Während die Szenen mit der Jugendgang einen unheimlichen psychologischen Sog entfalten und vor allem die Rolle des Robbie von brachialer, unberechenbarer Wucht zeugt, vermag das Innenlebenpanorama des Lokalpolitikers nicht vollends zu überzeugen. Zu oft wird derZuschauer angehalten, in der zwiegespaltenen Mimik Devid Striesows die Gedankengänge des Entscheidungsträgers zu ergründen. Die Metaphorik der Bilder des Alleinseins und der innerlichen Kämpfe muss nicht unbedingt als prätentiös bezeichnet werden, ist aber an vielen Stellen einfach nicht schlagkräftig genug. Und auch die Streitgespräche zwischen den Fronten der Politiker, den Idealisten und den Konservativen, hätten die eine oder andere Szene mehr vertragen können. Dagegen kann die dritte Ebene, die Sichtweise der Vietnamesin Lien, wiederum als intensive, nahegehende Charakterstudie bezeichnet werden, die für eine Filmlänge in dieser Größenordnung bewundernswert facettenreich ausgefallen ist.
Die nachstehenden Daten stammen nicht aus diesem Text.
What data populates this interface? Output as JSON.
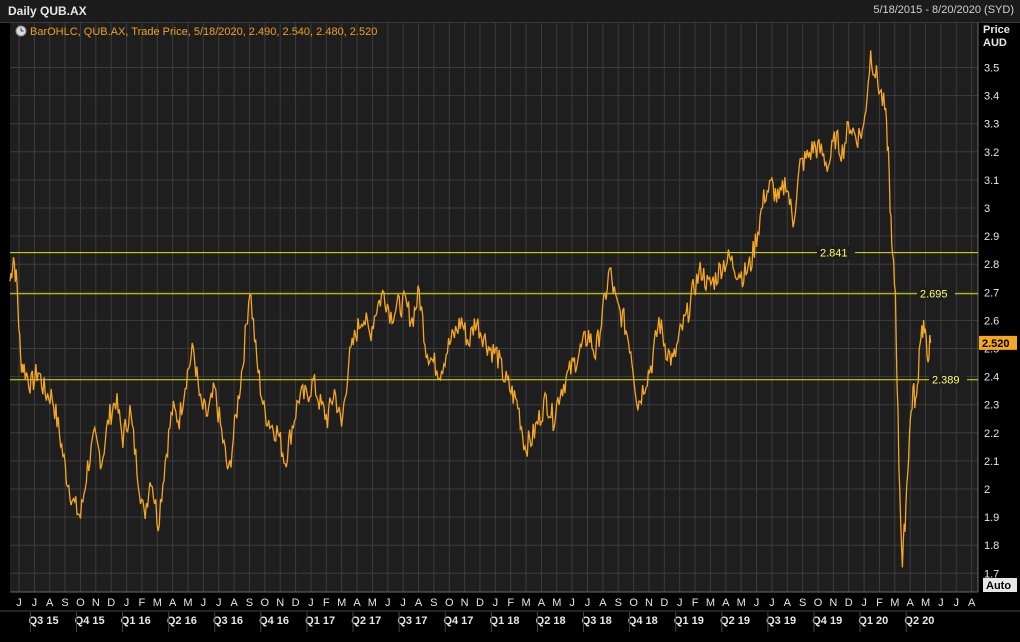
{
  "window": {
    "title": "Daily QUB.AX",
    "date_range": "5/18/2015 - 8/20/2020 (SYD)"
  },
  "legend": {
    "text": "BarOHLC, QUB.AX, Trade Price, 5/18/2020, 2.490, 2.540, 2.480, 2.520",
    "icon": "clock-icon"
  },
  "axis": {
    "unit_line1": "Price",
    "unit_line2": "AUD",
    "auto_label": "Auto"
  },
  "colors": {
    "background": "#1e1e1e",
    "grid": "#3c3c3c",
    "series": "#f5a623",
    "hline": "#e6e600",
    "last_price_bg": "#f5a623"
  },
  "chart_data": {
    "type": "line",
    "title": "Daily QUB.AX",
    "series": [
      {
        "name": "QUB.AX",
        "values": [
          [
            "2015-05-18",
            2.74
          ],
          [
            "2015-05-25",
            2.83
          ],
          [
            "2015-06-01",
            2.72
          ],
          [
            "2015-06-08",
            2.46
          ],
          [
            "2015-06-15",
            2.43
          ],
          [
            "2015-06-29",
            2.37
          ],
          [
            "2015-07-13",
            2.42
          ],
          [
            "2015-07-27",
            2.34
          ],
          [
            "2015-08-10",
            2.33
          ],
          [
            "2015-08-24",
            2.2
          ],
          [
            "2015-09-07",
            2.05
          ],
          [
            "2015-09-21",
            1.95
          ],
          [
            "2015-10-05",
            1.9
          ],
          [
            "2015-10-19",
            2.08
          ],
          [
            "2015-11-02",
            2.18
          ],
          [
            "2015-11-16",
            2.1
          ],
          [
            "2015-11-30",
            2.25
          ],
          [
            "2015-12-14",
            2.32
          ],
          [
            "2015-12-28",
            2.18
          ],
          [
            "2016-01-11",
            2.28
          ],
          [
            "2016-01-25",
            2.08
          ],
          [
            "2016-02-08",
            1.9
          ],
          [
            "2016-02-22",
            2.05
          ],
          [
            "2016-03-07",
            1.88
          ],
          [
            "2016-03-21",
            2.1
          ],
          [
            "2016-04-04",
            2.28
          ],
          [
            "2016-04-18",
            2.25
          ],
          [
            "2016-05-02",
            2.4
          ],
          [
            "2016-05-16",
            2.5
          ],
          [
            "2016-05-30",
            2.3
          ],
          [
            "2016-06-13",
            2.26
          ],
          [
            "2016-06-27",
            2.35
          ],
          [
            "2016-07-11",
            2.2
          ],
          [
            "2016-07-25",
            2.05
          ],
          [
            "2016-08-08",
            2.25
          ],
          [
            "2016-08-22",
            2.45
          ],
          [
            "2016-09-05",
            2.72
          ],
          [
            "2016-09-19",
            2.45
          ],
          [
            "2016-10-03",
            2.28
          ],
          [
            "2016-10-17",
            2.23
          ],
          [
            "2016-10-31",
            2.2
          ],
          [
            "2016-11-14",
            2.1
          ],
          [
            "2016-11-28",
            2.22
          ],
          [
            "2016-12-12",
            2.33
          ],
          [
            "2016-12-26",
            2.33
          ],
          [
            "2017-01-09",
            2.38
          ],
          [
            "2017-01-23",
            2.3
          ],
          [
            "2017-02-06",
            2.25
          ],
          [
            "2017-02-20",
            2.35
          ],
          [
            "2017-03-06",
            2.22
          ],
          [
            "2017-03-20",
            2.45
          ],
          [
            "2017-04-03",
            2.55
          ],
          [
            "2017-04-17",
            2.62
          ],
          [
            "2017-05-01",
            2.55
          ],
          [
            "2017-05-15",
            2.65
          ],
          [
            "2017-05-29",
            2.7
          ],
          [
            "2017-06-12",
            2.62
          ],
          [
            "2017-06-26",
            2.65
          ],
          [
            "2017-07-10",
            2.66
          ],
          [
            "2017-07-24",
            2.6
          ],
          [
            "2017-08-07",
            2.7
          ],
          [
            "2017-08-21",
            2.5
          ],
          [
            "2017-09-04",
            2.45
          ],
          [
            "2017-09-18",
            2.42
          ],
          [
            "2017-10-02",
            2.5
          ],
          [
            "2017-10-16",
            2.55
          ],
          [
            "2017-10-30",
            2.6
          ],
          [
            "2017-11-13",
            2.52
          ],
          [
            "2017-11-27",
            2.6
          ],
          [
            "2017-12-11",
            2.55
          ],
          [
            "2017-12-25",
            2.5
          ],
          [
            "2018-01-08",
            2.48
          ],
          [
            "2018-01-22",
            2.4
          ],
          [
            "2018-02-05",
            2.35
          ],
          [
            "2018-02-19",
            2.3
          ],
          [
            "2018-03-05",
            2.15
          ],
          [
            "2018-03-19",
            2.18
          ],
          [
            "2018-04-02",
            2.25
          ],
          [
            "2018-04-16",
            2.32
          ],
          [
            "2018-04-30",
            2.25
          ],
          [
            "2018-05-14",
            2.35
          ],
          [
            "2018-05-28",
            2.4
          ],
          [
            "2018-06-11",
            2.45
          ],
          [
            "2018-06-25",
            2.5
          ],
          [
            "2018-07-09",
            2.55
          ],
          [
            "2018-07-23",
            2.48
          ],
          [
            "2018-08-06",
            2.62
          ],
          [
            "2018-08-20",
            2.78
          ],
          [
            "2018-09-03",
            2.65
          ],
          [
            "2018-09-17",
            2.6
          ],
          [
            "2018-10-01",
            2.5
          ],
          [
            "2018-10-15",
            2.3
          ],
          [
            "2018-10-29",
            2.38
          ],
          [
            "2018-11-12",
            2.45
          ],
          [
            "2018-11-26",
            2.6
          ],
          [
            "2018-12-10",
            2.5
          ],
          [
            "2018-12-24",
            2.45
          ],
          [
            "2019-01-07",
            2.55
          ],
          [
            "2019-01-21",
            2.62
          ],
          [
            "2019-02-04",
            2.72
          ],
          [
            "2019-02-18",
            2.78
          ],
          [
            "2019-03-04",
            2.72
          ],
          [
            "2019-03-18",
            2.75
          ],
          [
            "2019-04-01",
            2.8
          ],
          [
            "2019-04-15",
            2.82
          ],
          [
            "2019-04-29",
            2.78
          ],
          [
            "2019-05-13",
            2.76
          ],
          [
            "2019-05-27",
            2.8
          ],
          [
            "2019-06-10",
            2.92
          ],
          [
            "2019-06-24",
            3.05
          ],
          [
            "2019-07-08",
            3.08
          ],
          [
            "2019-07-22",
            3.02
          ],
          [
            "2019-08-05",
            3.1
          ],
          [
            "2019-08-19",
            2.95
          ],
          [
            "2019-09-02",
            3.15
          ],
          [
            "2019-09-16",
            3.18
          ],
          [
            "2019-09-30",
            3.22
          ],
          [
            "2019-10-14",
            3.2
          ],
          [
            "2019-10-28",
            3.15
          ],
          [
            "2019-11-11",
            3.25
          ],
          [
            "2019-11-25",
            3.2
          ],
          [
            "2019-12-09",
            3.3
          ],
          [
            "2019-12-23",
            3.25
          ],
          [
            "2020-01-06",
            3.28
          ],
          [
            "2020-01-20",
            3.55
          ],
          [
            "2020-02-03",
            3.45
          ],
          [
            "2020-02-17",
            3.35
          ],
          [
            "2020-02-24",
            3.2
          ],
          [
            "2020-03-02",
            2.85
          ],
          [
            "2020-03-09",
            2.7
          ],
          [
            "2020-03-16",
            2.1
          ],
          [
            "2020-03-23",
            1.72
          ],
          [
            "2020-03-30",
            1.95
          ],
          [
            "2020-04-06",
            2.2
          ],
          [
            "2020-04-13",
            2.35
          ],
          [
            "2020-04-20",
            2.3
          ],
          [
            "2020-04-27",
            2.55
          ],
          [
            "2020-05-04",
            2.58
          ],
          [
            "2020-05-11",
            2.48
          ],
          [
            "2020-05-18",
            2.52
          ]
        ]
      }
    ],
    "horizontal_lines": [
      {
        "value": 2.841,
        "label": "2.841"
      },
      {
        "value": 2.695,
        "label": "2.695"
      },
      {
        "value": 2.389,
        "label": "2.389"
      }
    ],
    "last_price": {
      "value": 2.52,
      "label": "2.520"
    },
    "yticks": [
      "3.5",
      "3.4",
      "3.3",
      "3.2",
      "3.1",
      "3",
      "2.9",
      "2.8",
      "2.7",
      "2.6",
      "2.5",
      "2.4",
      "2.3",
      "2.2",
      "2.1",
      "2",
      "1.9",
      "1.8",
      "1.7"
    ],
    "ylim": [
      1.65,
      3.6
    ],
    "xlim": [
      "2015-05-18",
      "2020-08-20"
    ],
    "month_labels": [
      "J",
      "J",
      "A",
      "S",
      "O",
      "N",
      "D",
      "J",
      "F",
      "M",
      "A",
      "M",
      "J",
      "J",
      "A",
      "S",
      "O",
      "N",
      "D",
      "J",
      "F",
      "M",
      "A",
      "M",
      "J",
      "J",
      "A",
      "S",
      "O",
      "N",
      "D",
      "J",
      "F",
      "M",
      "A",
      "M",
      "J",
      "J",
      "A",
      "S",
      "O",
      "N",
      "D",
      "J",
      "F",
      "M",
      "A",
      "M",
      "J",
      "J",
      "A",
      "S",
      "O",
      "N",
      "D",
      "J",
      "F",
      "M",
      "A",
      "M",
      "J",
      "J",
      "A"
    ],
    "quarter_labels": [
      "Q3 15",
      "Q4 15",
      "Q1 16",
      "Q2 16",
      "Q3 16",
      "Q4 16",
      "Q1 17",
      "Q2 17",
      "Q3 17",
      "Q4 17",
      "Q1 18",
      "Q2 18",
      "Q3 18",
      "Q4 18",
      "Q1 19",
      "Q2 19",
      "Q3 19",
      "Q4 19",
      "Q1 20",
      "Q2 20"
    ],
    "grid": true
  }
}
Welch eine Wohltat ist dieses filmische Werk in Anbetracht seines authentischen, vollkommen klischeefreien Inhalts und der hochkünstlerischen Bildästhetik. Burhan Qurbani lag goldrichtig mit seiner Entscheidung, die Filmhochschule in Ludwigsburg zu besuchen und Regisseur zu werden. Seine Bildinszenierung bringt eine frische Note in die deutsche Filmlandschaft. Selbst heruntergekommene Kulissen wie die Plattenbauten oder verwüsteten Parkplätze Rostocks sehen durch seine Sicht kunstvoll aus. Seine Art der Inszenierung und vor allem die musikalische Untermalung lassen unvermeidlich Parallelen zu Nicolas Winding Refns Filmen wie „Drive“ oder „Only God Forgives“ aufscheinen. Wenn man genauer hinschaut, fallen einem auch Details wie die Jacke von Philipp als Pendant zu Ryan Goslings Jacke in „Drive“ ins Auge. Aber wer kann es Burhan Qurbani schon verdenken, dass er zur jungen Elite kreativer Filmemacher gehören möchte? „Wir sind jung. Wir sind stark.“ bringt ihn definitiv näher an dieses hehre Ziel.
Fazit
Mit „Wir sind jung. Wir sind stark.“ brachte uns der Regisseur ein starkes Stück deutschen Films auf die Leinwand. Seine Erzählung der dramatischen Ereignisse in Rostock vor über zwei Jahrzehnten ist so fesselnd wie faktenorientiert und ermöglicht dem Publikum einen individuellen Realitäts- und Aktualitätsbezug. An der Spitze der ausgezeichneten Darsteller steht Joel Basman, der zu Recht den Deutschen Filmpreis als bester Nebendarsteller für seine impulsive, elektrisierende Interpretation des orientierungslosen Jugendlichen Robbie erhielt. Ein Blick in die benommene Seele desorientierterJugendlicher, eine Präsentation aktueller Fragen wie Fremdenhass und Rassismus, ein dezenter Wink Richtung Armutszeugnisse der Politik. Nicht weniger ist diese Überraschung des deutschen Films!